Swiss FX Shock

On January 15, 2015 the Swiss National Bank (SNB) shocked the world with a surprise break away from the Euro peg which caused a cataclysmic revaluation of the relative value of the Euro and Polish Zloty.

Some context: During the summer/fall of 2011, in response to the European debt crisis the SNB stunned FX traders ~2.5 years ago when it announced it would peg it's currency to the Euro in an attempt to neutralize the Swiss Franc's (CHF) rapid appreciation due to its safe haven status. The SNB did this to protect the Swiss local economy which is 70% based on exports according to The Economist. Clearly, the SNB is no stranger to catching the market off guard.
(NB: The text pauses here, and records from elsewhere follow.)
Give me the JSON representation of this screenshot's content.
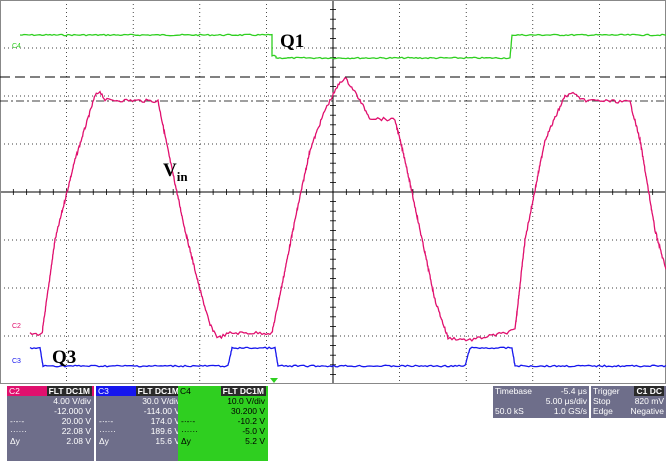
{
  "colors": {
    "ch2": "#e0106e",
    "ch3": "#1616ee",
    "ch4": "#2fcf20",
    "grid": "#000000",
    "panel_bg": "#6e6e8a",
    "panel_dark": "#2a2a2a",
    "background": "#ffffff"
  },
  "annotations": {
    "q1": "Q1",
    "vin_main": "V",
    "vin_sub": "in",
    "q3": "Q3"
  },
  "trace_markers": {
    "c4": "C4",
    "c2": "C2",
    "c3": "C3"
  },
  "channels": [
    {
      "id": "C2",
      "status": "FLT DC1M",
      "scale": "4.00 V/div",
      "offset": "-12.000 V",
      "cursor1_label": "-·-·-",
      "cursor1": "20.00 V",
      "cursor2_label": "······",
      "cursor2": "22.08 V",
      "delta_label": "Δy",
      "delta": "2.08 V"
    },
    {
      "id": "C3",
      "status": "FLT DC1M",
      "scale": "30.0 V/div",
      "offset": "-114.00 V",
      "cursor1_label": "-·-·-",
      "cursor1": "174.0 V",
      "cursor2_label": "······",
      "cursor2": "189.6 V",
      "delta_label": "Δy",
      "delta": "15.6 V"
    },
    {
      "id": "C4",
      "status": "FLT DC1M",
      "scale": "10.0 V/div",
      "offset": "30.200 V",
      "cursor1_label": "-·-·-",
      "cursor1": "-10.2 V",
      "cursor2_label": "······",
      "cursor2": "-5.0 V",
      "delta_label": "Δy",
      "delta": "5.2 V"
    }
  ],
  "timebase": {
    "label": "Timebase",
    "offset": "-5.4 μs",
    "per_div": "5.00 μs/div",
    "samples": "50.0 kS",
    "rate": "1.0 GS/s"
  },
  "trigger": {
    "label": "Trigger",
    "channel": "C1 DC",
    "mode": "Stop",
    "level": "820 mV",
    "type": "Edge",
    "slope": "Negative"
  }
}
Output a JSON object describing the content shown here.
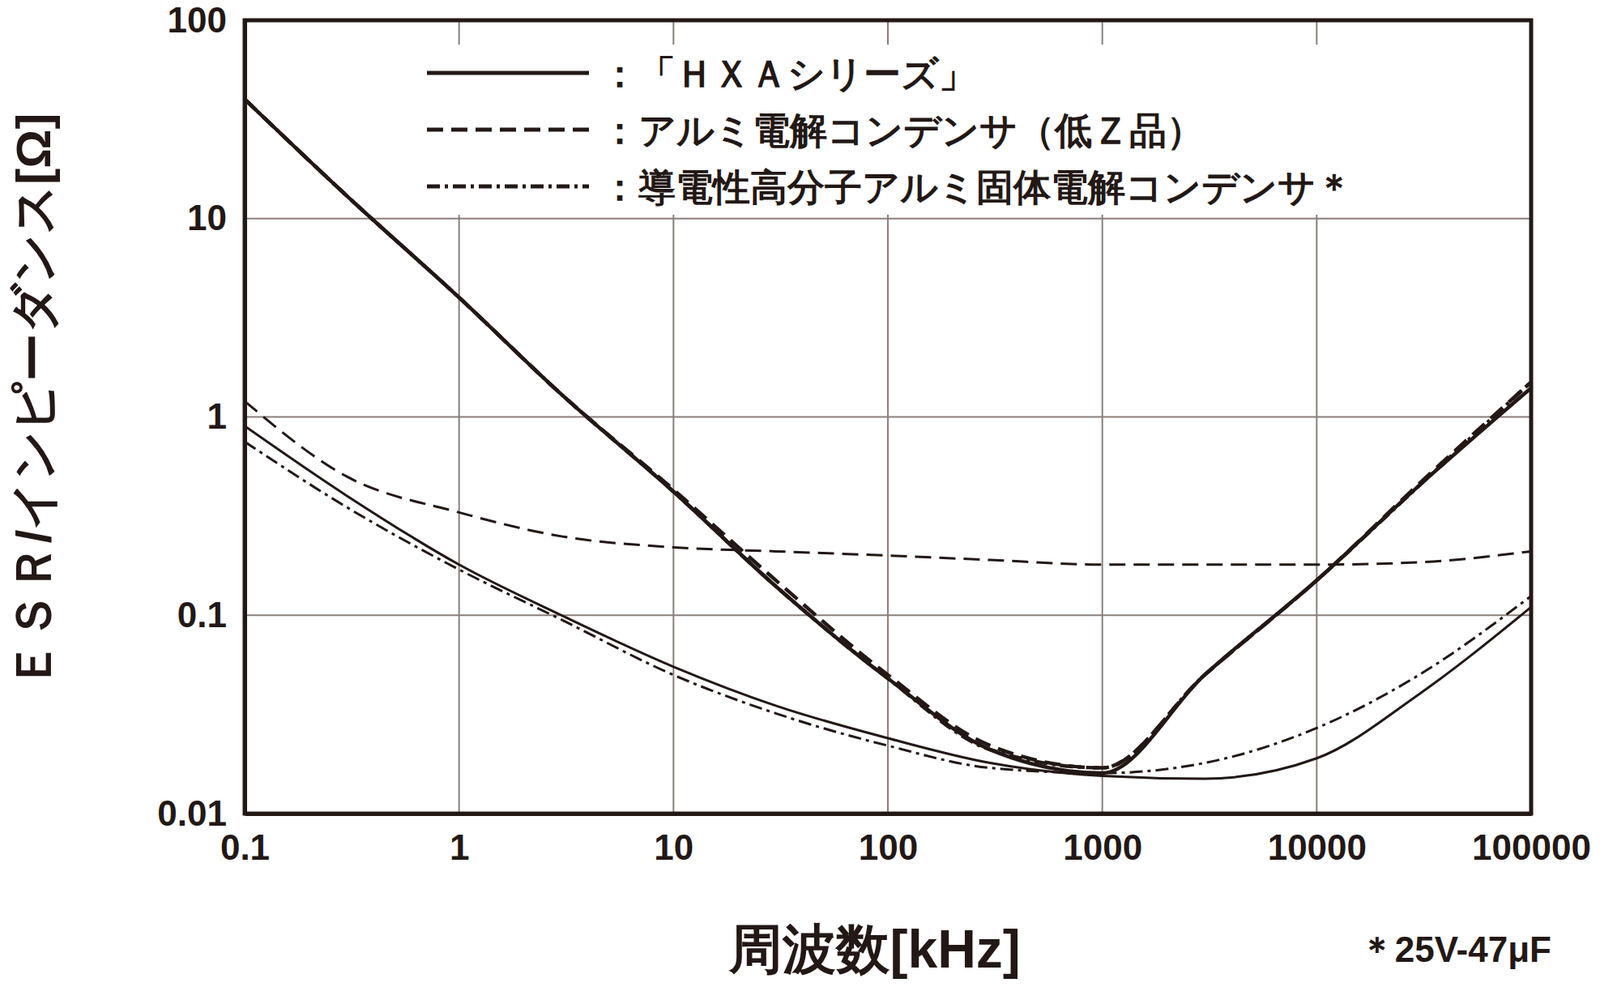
{
  "chart_data": {
    "type": "line",
    "x_label": "周波数[kHz]",
    "y_label": "ＥＳＲ/インピーダンス[Ω]",
    "annotation": "＊25V-47μF",
    "log": true,
    "grid": true,
    "legend": "top-left",
    "xlim": [
      0.1,
      100000
    ],
    "ylim": [
      0.01,
      100
    ],
    "xticks": [
      0.1,
      1,
      10,
      100,
      1000,
      10000,
      100000
    ],
    "yticks": [
      0.01,
      0.1,
      1,
      10,
      100
    ],
    "x": [
      0.1,
      0.3,
      1,
      3,
      10,
      30,
      100,
      300,
      1000,
      3000,
      10000,
      30000,
      100000
    ],
    "series": [
      {
        "name": "：「ＨＸＡシリーズ」",
        "color": "#231815",
        "line_style": "solid",
        "values": [
          40,
          13,
          4,
          1.3,
          0.42,
          0.14,
          0.048,
          0.021,
          0.016,
          0.05,
          0.15,
          0.45,
          1.4
        ],
        "esr": [
          0.9,
          0.4,
          0.18,
          0.1,
          0.055,
          0.035,
          0.024,
          0.018,
          0.0155,
          0.015,
          0.019,
          0.04,
          0.11
        ]
      },
      {
        "name": "：アルミ電解コンデンサ（低Ｚ品）",
        "color": "#231815",
        "line_style": "dashed",
        "values": [
          40,
          13,
          4,
          1.3,
          0.43,
          0.15,
          0.05,
          0.022,
          0.017,
          0.05,
          0.15,
          0.46,
          1.5
        ],
        "esr": [
          1.2,
          0.5,
          0.33,
          0.25,
          0.22,
          0.21,
          0.2,
          0.19,
          0.18,
          0.18,
          0.18,
          0.185,
          0.21
        ]
      },
      {
        "name": "：導電性高分子アルミ固体電解コンデンサ＊",
        "color": "#231815",
        "line_style": "dashdot",
        "values": [
          40,
          13,
          4,
          1.3,
          0.42,
          0.14,
          0.048,
          0.021,
          0.017,
          0.05,
          0.15,
          0.45,
          1.5
        ],
        "esr": [
          0.75,
          0.35,
          0.17,
          0.095,
          0.05,
          0.032,
          0.022,
          0.017,
          0.016,
          0.018,
          0.027,
          0.05,
          0.125
        ]
      }
    ]
  }
}
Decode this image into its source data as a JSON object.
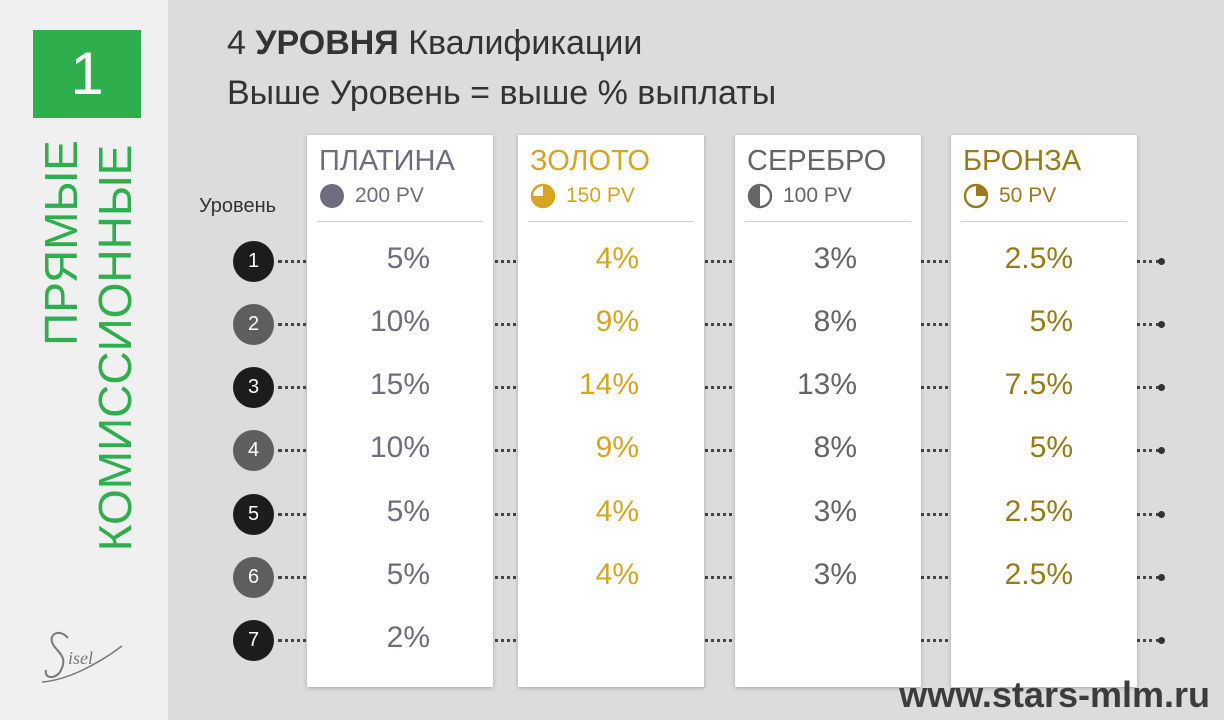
{
  "section_number": "1",
  "side_title": [
    "ПРЯМЫЕ",
    "КОМИССИОННЫЕ"
  ],
  "logo_text": "Sisel",
  "title": {
    "line1_prefix": "4",
    "line1_bold": "УРОВНЯ",
    "line1_rest": "Квалификации",
    "line2": "Выше Уровень = выше % выплаты"
  },
  "level_label": "Уровень",
  "levels": [
    "1",
    "2",
    "3",
    "4",
    "5",
    "6",
    "7"
  ],
  "columns": [
    {
      "name": "ПЛАТИНА",
      "pv": "200 PV",
      "icon": "full-circle-icon",
      "color": "#6e6e80",
      "values": [
        "5%",
        "10%",
        "15%",
        "10%",
        "5%",
        "5%",
        "2%"
      ]
    },
    {
      "name": "ЗОЛОТО",
      "pv": "150 PV",
      "icon": "three-quarter-circle-icon",
      "color": "#d9a423",
      "values": [
        "4%",
        "9%",
        "14%",
        "9%",
        "4%",
        "4%",
        ""
      ]
    },
    {
      "name": "СЕРЕБРО",
      "pv": "100 PV",
      "icon": "half-circle-icon",
      "color": "#666666",
      "values": [
        "3%",
        "8%",
        "13%",
        "8%",
        "3%",
        "3%",
        ""
      ]
    },
    {
      "name": "БРОНЗА",
      "pv": "50 PV",
      "icon": "quarter-circle-icon",
      "color": "#9a7a1a",
      "values": [
        "2.5%",
        "5%",
        "7.5%",
        "5%",
        "2.5%",
        "2.5%",
        ""
      ]
    }
  ],
  "website": "www.stars-mlm.ru",
  "colors": {
    "accent_green": "#2fae4e",
    "level_dark": "#1c1c1c",
    "level_gray": "#5e5e5e"
  }
}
As a trader I'm always interested in the circumstances surrounding these major announcements. Let's take a look at some of the relevant headlines from the 2011 European Debt Crisis.

Portugal’s $111 Billion Bailout Approved as EU Prods Greece to Sell Assets - May 16, 2011 - Bloomberg.com

Agency Cuts Greece’s Debt Rating Again -June 13, 2011- Nytimes.com

Greece set to default on massive debt burden, European leaders concede -Monday 11 July 2011 - theguardian.com

Debt Contagion Threatens Italy -July 11, 2011 - Nytimes.com

Global Finance Leaders Pledge Bold Action to Calm Markets - August 7, 2011 - Nytimes.com

Swiss bid to peg 'safe haven' franc to the euro stuns currency traders - Tuesday 6 September 2011 - theguardian.com

5 Central Banks Move to Supply Cash to Europe - September 15, 2011 - Nytimes.com

Clearly these were some hectic times in 2011. The headline risk was high as bad debt blowups lurked around every corner and Greece's default was all about assured. Let's look at how various markets were holding up then vs now. 

During 2011

In 2011 you can see ( TLT ) marching higher and higher all year, even after the surprise SNB peg to the Euro ~ 9/6/2011. Furthermore you can see the extreme appreciation of the ( CHF ) reaching ~30% in August basically forcing the SNB to act. Also of note, ( SPY ) tanked in late July, and increased volatility followed through November.

Current - 2015

Examining 1 year to today, we can see that ( TLT ) is similarly strong and gaining as headline risk increases. Of particular interest is the low relative volatility in ( SPY ) compared to 2011. Note however there was a market selloff prior to the current surprise SNB announcement. Look how big that   ( CHF ) revaluation is. 

SPX, FXF (CHF) daily log returns since 2010

Just to put the move in perspective the above chart shows the returns of the ( SPX, FXF ) since 2010. Talk about an outlier... 

The Bureau for International Settlements (BIS) triennial survey in April 2013 estimated that average daily turnover in the currency markets had reached $5.3 TRILLION! Factoring the size and breadth of the FX markets and the inherent leverage involved, a ~20% move in a major currency like the Swiss Franc is a major change in market dynamics that has wide reaching implications that aren't always immediately apparent.

Something like the Polish Zloty's ~20% decline vs the Swiss Franc could cascade into something bigger. According to Bloomberg News Poland has ~46% of total home mortgages denominated in ( CHF ) for a dollar value of ~$35 Billion. Imagine your monthly mortgage payment increased 20% overnight, would you be able to pay it? What would you have to give up to make good on your house note? This is the reality staring Polish citizens and banks in the face. My guess is a massive increase in bad debts, and asset writedowns are soon to follow. Accordingly, I'm not sure how much, if any of this is priced in equity markets with ( OIL ) dominating headlines and investor focus.

With that said I believe a bearish bias is prudent at this time as any 'unexpected' shock is likely to increase volatility in equity markets.  IMHO, the risk of the unexpected including: asset writedowns, profit warnings, bankruptcy's etc. likely resulting in margin calls, and forced selling; has increased dramatically. Be nimble, be adaptive, and manage your risk.